Todos los santos o endemoniados días, lo mismo, lo mismo. Si existe un infierno en el más allá, aparte del que nos toca padecer en el más acá, sus tormentos deben estar cimentados en la repetición.
La repetición incesante de las mismas órdenes, los mismos recuerdos, consejos, prevenciones, las mismas barajas perdedoras, las mismas piedras para el mismo pie, las mismas esperas, preguntas, respuestas.
¿A qué viene todo esto? ¿Tiene relación con lo que sucedió? Claro que la tiene. Yo no soy un infradotado, un imbécil. Las circunstancias adversas del destino me habían empujado a aceptar el trabajo en esa pizzería de mala muerte. Algo tenía que hacer para ganarme unos pesos.
Pero, a qué precio.
Los dueños eran dos tipos ya mayores y estaban emparentados. Por lo que pude saber llenos de plata, pero que no invertían casi nada en el negocio; total, igual vendían bien.
Mejor promedio general en el secundario y alguna incursión frustrada en la universidad por falta de medios para seguir los estudios. El viejo asunto de los pobres, sus ilusiones y los trabajos. Las viejas tiranías.
Pero esto no era lo que me preguntaba.
El asunto es que eran siempre las mismas pizzas, las mismas gaseosas, los mismos vinos baratos, las mismas empanadas grasientas, los mismos partidos de fútbol por televisión o los mismos terroristas de la música por la radio o los discos.
Pero lo que consumaba este panorama ominoso era que todos los días al comenzar mis tareas, recibía las mismas indicaciones: como tenía que disponer las mesas de afuera, las de adentro, los cubiertos, los platos, los vasos, los servilleteros, los saleros, como había que cortar las porciones de pizza, como se servían los pocillos con café, los pedidos, los sobrecitos con azúcar o edulcorante y seguían las indicaciones.
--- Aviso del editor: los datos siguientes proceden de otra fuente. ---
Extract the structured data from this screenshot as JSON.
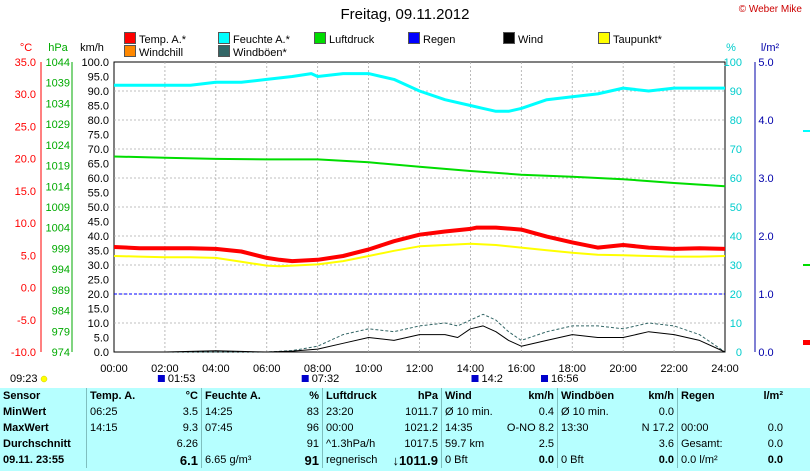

Todos los días.
Y lo más infernal era que estas advertencias no se reservaban sólo para el inicio de las actividades, sino que eran repetidas hasta lo intolerable durante toda la jornada y siempre rematadas de tal manera como si estuviesen dirigiéndose a un tonto de nacimiento.
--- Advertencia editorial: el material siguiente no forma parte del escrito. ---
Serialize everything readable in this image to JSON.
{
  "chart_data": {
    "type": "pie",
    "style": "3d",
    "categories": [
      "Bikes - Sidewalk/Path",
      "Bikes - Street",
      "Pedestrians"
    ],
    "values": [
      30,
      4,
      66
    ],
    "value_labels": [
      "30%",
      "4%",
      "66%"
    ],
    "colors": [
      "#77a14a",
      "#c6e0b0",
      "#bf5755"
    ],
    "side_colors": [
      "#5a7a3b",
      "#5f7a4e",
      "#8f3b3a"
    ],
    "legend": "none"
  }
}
La maldita repetición de estos tipos no tenía fin.
Una noche no recuerdo en qué me equivoqué y me dijeron lanzando esta demanda: -¿Oye eres estúpido o qué?-
Pues, o qué, o sea tan harto que resolví darle un corte a esta situación de tortura, mejor dicho, dos cortes Su Señoría, para que estos dos agentes del infierno cesaran definitivamente de ejercer tamaños tormentos.